Re: advice on loading and searching large map in memory

From:

Lew <noone@lewscanon.com>

Newsgroups:

comp.lang.java.programmer

Date:

Sun, 20 Feb 2011 12:06:06 -0500

Message-ID:

<ijrhlm$dci$1@news.albasani.net>

On 02/20/2011 11:34 AM, Arved Sandstrom wrote:

On 11-02-19 09:43 PM, eunever32@yahoo.co.uk wrote:

Hi

We have a requirement to query across two disparate systems. Both
systems are read-only so no need for updates and once loaded and no
need to check for updates. I would plan to reload the data afresh each
day. Records on both systems map one-one and each has 7million
records.

The first system is legacy and I am reluctant to redevelop (C code).
The second is standard Java/tomcat/SQL

The non-relational query can return up to 1000 records.

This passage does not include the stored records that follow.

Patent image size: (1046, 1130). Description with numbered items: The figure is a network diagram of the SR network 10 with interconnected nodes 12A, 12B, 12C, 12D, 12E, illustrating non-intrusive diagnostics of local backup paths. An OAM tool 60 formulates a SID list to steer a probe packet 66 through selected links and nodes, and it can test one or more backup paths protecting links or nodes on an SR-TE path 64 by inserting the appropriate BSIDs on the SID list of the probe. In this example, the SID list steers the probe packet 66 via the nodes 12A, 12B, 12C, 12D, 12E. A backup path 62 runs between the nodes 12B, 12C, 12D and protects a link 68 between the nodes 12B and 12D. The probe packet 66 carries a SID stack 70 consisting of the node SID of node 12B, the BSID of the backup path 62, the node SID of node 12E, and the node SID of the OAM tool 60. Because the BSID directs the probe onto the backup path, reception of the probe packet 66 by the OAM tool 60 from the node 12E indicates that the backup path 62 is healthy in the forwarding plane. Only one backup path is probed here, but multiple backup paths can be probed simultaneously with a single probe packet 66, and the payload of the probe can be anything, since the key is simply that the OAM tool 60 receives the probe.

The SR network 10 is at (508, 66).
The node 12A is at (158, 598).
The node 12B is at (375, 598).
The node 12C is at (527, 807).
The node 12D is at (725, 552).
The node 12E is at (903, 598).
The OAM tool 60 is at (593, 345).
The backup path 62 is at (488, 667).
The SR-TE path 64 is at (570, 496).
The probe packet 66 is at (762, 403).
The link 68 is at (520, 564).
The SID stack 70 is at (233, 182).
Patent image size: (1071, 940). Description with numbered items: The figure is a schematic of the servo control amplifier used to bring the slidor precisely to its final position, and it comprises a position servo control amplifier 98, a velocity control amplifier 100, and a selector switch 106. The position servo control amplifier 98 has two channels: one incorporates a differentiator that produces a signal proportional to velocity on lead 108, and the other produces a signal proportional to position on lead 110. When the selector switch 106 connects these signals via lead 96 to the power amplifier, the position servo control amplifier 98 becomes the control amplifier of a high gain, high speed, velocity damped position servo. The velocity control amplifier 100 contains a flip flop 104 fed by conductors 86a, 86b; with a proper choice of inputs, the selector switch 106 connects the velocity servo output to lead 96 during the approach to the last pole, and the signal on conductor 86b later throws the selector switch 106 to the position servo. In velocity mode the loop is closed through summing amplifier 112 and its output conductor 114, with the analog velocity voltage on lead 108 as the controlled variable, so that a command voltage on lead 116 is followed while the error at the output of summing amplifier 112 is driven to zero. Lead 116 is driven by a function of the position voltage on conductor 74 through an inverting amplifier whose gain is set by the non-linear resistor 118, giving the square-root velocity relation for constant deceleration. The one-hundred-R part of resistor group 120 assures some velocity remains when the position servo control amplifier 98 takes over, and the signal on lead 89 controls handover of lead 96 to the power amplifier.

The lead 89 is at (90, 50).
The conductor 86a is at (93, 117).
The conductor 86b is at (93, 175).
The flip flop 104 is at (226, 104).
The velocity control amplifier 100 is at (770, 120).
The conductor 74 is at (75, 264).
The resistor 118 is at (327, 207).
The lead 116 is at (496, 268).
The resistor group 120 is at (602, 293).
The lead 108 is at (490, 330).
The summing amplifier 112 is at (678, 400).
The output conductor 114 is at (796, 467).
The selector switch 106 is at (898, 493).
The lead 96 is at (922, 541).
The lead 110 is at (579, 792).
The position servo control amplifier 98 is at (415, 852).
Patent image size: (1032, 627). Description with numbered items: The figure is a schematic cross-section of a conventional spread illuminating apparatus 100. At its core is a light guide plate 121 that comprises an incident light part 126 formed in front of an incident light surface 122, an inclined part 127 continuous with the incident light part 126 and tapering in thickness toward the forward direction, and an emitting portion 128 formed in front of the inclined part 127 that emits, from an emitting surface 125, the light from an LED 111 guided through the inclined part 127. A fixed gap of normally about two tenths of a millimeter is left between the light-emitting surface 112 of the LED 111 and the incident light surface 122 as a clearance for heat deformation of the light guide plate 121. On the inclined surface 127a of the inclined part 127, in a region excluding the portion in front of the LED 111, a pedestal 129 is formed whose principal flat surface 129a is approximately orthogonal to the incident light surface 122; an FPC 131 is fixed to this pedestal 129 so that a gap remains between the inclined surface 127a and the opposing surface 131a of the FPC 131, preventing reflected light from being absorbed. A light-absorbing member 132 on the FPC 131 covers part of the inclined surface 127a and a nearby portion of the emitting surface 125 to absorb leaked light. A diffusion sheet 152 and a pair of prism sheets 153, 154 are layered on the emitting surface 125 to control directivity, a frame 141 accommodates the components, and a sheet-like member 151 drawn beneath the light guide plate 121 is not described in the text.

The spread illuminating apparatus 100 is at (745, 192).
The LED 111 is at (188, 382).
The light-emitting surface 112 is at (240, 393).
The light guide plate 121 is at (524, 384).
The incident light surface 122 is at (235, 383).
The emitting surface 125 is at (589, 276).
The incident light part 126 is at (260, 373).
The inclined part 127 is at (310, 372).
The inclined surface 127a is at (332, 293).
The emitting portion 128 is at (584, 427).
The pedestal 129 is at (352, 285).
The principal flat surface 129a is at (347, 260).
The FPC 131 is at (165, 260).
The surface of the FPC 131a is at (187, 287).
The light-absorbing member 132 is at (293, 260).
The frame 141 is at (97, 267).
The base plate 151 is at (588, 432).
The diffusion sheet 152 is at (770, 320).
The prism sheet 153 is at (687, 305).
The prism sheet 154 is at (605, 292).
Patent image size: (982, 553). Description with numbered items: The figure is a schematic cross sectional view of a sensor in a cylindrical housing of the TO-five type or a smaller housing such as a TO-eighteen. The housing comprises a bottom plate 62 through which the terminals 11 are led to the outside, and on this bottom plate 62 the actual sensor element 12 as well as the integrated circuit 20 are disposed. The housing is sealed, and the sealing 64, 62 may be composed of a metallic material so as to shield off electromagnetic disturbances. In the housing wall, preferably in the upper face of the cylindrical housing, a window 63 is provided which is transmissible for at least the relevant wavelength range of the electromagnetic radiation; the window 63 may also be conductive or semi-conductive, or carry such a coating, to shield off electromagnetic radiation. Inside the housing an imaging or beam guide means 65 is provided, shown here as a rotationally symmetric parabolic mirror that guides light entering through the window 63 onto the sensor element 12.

This could therefore result in 1000 queries to the relational system
(just one table) before returning to the user.

To avoid 1000 relational queries I was planning to "cache" the entire
relational table in memory. I was planning to have a web service which
would load the entire relational table into memory. The web service,
running in a separate tomcat could then be queried 1000 times or maybe
get a single request with 1000 values and return all results in one
go. Having a separate tomcat process would help to isolate any memory
issues eg JVM heap size.

[ SNIP ]

Just to be clear on this, there are N records in each system, one legacy
(non-relational) and one a RDBMS, and N ~ 7 million. There is also some kind
of key for a 1:1 mapping between records in the two systems, but the data in
each record is different. Correct?

Let me ask a few questions:

1. You've obviously got known criteria for each legacy query (that as you say
might return up to 1000 records, let's call this number P). I take it that's
it been asked, and ruled out, that there are any criteria at this point that
would also identify the correct P matching records in the RDBMS table. So you
need to get the "keys" first. Correct?

2. Have you considered an IN operator in a WHERE condition? We're looking to

EXISTS is another alternative.

avoid P separate queries to the RDBMS here, because that's a serious
performance hit, and make it one SELECT instead. If there are practical

Again, no one has measured performance so we don't even know if it's a
performance hit at all, much less a "serious" one.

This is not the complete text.